By 2001, the Dotcom Bubble was over. Investors were looking at companies more skeptically. In Spring, a Fortune magazine article pointed out that no one seemed to know how exactly Enron made money. As questions mounted, Enron’s share price dropped. Because Enron’s “off-the-books corporations” were backed by Enron stock, a falling stock price meant that billions of dollars of debt suddenly came due.

The rise and fall of Enron stock

On December 2, Enron’s house of cards collapsed, and the company declared bankruptcy. At the time, Enron’s bankruptcy was the largest corporate bankruptcy in American history. 20,000 employees lost their jobs and $1.2 billion in retirement funds, and retirees lost $2 billion in pension funds.
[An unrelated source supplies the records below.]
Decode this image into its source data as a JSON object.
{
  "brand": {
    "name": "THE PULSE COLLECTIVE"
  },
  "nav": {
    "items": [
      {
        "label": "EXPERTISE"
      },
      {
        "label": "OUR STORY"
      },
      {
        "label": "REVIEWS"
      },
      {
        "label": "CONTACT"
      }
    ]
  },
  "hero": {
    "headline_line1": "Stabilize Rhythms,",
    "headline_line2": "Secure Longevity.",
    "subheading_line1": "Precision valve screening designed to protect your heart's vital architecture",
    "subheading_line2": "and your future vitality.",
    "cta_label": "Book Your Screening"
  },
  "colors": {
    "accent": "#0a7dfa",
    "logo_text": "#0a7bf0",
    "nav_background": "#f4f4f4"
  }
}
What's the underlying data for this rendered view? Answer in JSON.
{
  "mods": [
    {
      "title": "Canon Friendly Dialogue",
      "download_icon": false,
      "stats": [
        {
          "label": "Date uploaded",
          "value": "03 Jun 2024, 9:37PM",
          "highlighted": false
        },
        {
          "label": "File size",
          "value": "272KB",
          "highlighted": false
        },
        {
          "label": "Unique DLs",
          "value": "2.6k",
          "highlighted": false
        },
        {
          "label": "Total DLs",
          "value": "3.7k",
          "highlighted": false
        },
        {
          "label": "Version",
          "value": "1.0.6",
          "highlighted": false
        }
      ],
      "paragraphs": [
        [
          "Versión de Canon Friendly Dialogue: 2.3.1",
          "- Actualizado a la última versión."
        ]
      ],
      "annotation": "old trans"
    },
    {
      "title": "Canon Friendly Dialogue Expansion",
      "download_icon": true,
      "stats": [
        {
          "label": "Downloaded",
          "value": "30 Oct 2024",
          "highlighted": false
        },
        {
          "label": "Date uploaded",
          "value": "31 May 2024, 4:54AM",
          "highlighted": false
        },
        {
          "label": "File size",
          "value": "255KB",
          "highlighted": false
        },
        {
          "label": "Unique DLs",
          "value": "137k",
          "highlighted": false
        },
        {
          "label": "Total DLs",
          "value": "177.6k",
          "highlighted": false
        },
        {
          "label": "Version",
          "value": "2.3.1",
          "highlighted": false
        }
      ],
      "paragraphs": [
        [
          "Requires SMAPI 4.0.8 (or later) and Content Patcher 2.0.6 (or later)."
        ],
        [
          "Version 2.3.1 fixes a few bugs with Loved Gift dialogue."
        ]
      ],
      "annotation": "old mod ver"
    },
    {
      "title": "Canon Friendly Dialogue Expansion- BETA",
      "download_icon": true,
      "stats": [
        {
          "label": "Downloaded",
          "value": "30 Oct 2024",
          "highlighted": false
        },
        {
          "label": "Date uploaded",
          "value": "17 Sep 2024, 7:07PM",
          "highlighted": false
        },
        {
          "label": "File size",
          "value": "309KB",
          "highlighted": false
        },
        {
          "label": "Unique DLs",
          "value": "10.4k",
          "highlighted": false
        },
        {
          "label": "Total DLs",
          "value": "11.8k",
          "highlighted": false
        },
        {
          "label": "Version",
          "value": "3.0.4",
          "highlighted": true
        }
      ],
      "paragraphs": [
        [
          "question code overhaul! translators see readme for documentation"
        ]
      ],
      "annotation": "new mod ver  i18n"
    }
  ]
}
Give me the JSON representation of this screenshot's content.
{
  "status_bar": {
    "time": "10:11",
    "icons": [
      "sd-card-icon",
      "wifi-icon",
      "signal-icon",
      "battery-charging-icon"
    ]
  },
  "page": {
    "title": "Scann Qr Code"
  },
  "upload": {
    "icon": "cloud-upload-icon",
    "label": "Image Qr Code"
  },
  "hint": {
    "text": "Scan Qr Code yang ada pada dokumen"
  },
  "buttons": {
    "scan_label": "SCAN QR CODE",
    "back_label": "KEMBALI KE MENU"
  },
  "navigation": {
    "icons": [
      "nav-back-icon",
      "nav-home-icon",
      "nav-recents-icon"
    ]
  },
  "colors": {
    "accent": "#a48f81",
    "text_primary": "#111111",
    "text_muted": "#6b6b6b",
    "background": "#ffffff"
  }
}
Meanwhile, top Enron executives were paid $55 million in bonuses. In total, 21 people across various firms were convicted in the scandal, including Enron CFO Andy Fastow (sentenced to six years in prison) and ex-CEO Jeffrey Skilling (sentenced to 24 years).

Did You Know?

  • During the Dotcom Boom, Enron partnered with now-defunct video rental store, Blockbuster, to create a Video-on-Demand streaming service. Think Netflix, but before its time. Though the project didn’t work, Enron still booked $53 million dollars in profit through mark-to-market.
  • Enron did not perpetrate their fraud alone. The once-prestigious accounting firm, Arthur Andersen, was found to have helped Enron and multiple other firms “cook their books”. Arthur Andersen also went out of business as a result of the scandal.
  • When Jeff Skilling applied to Harvard Business School, a professor asked if he was smart. He replied, “I’m f*cking smart”.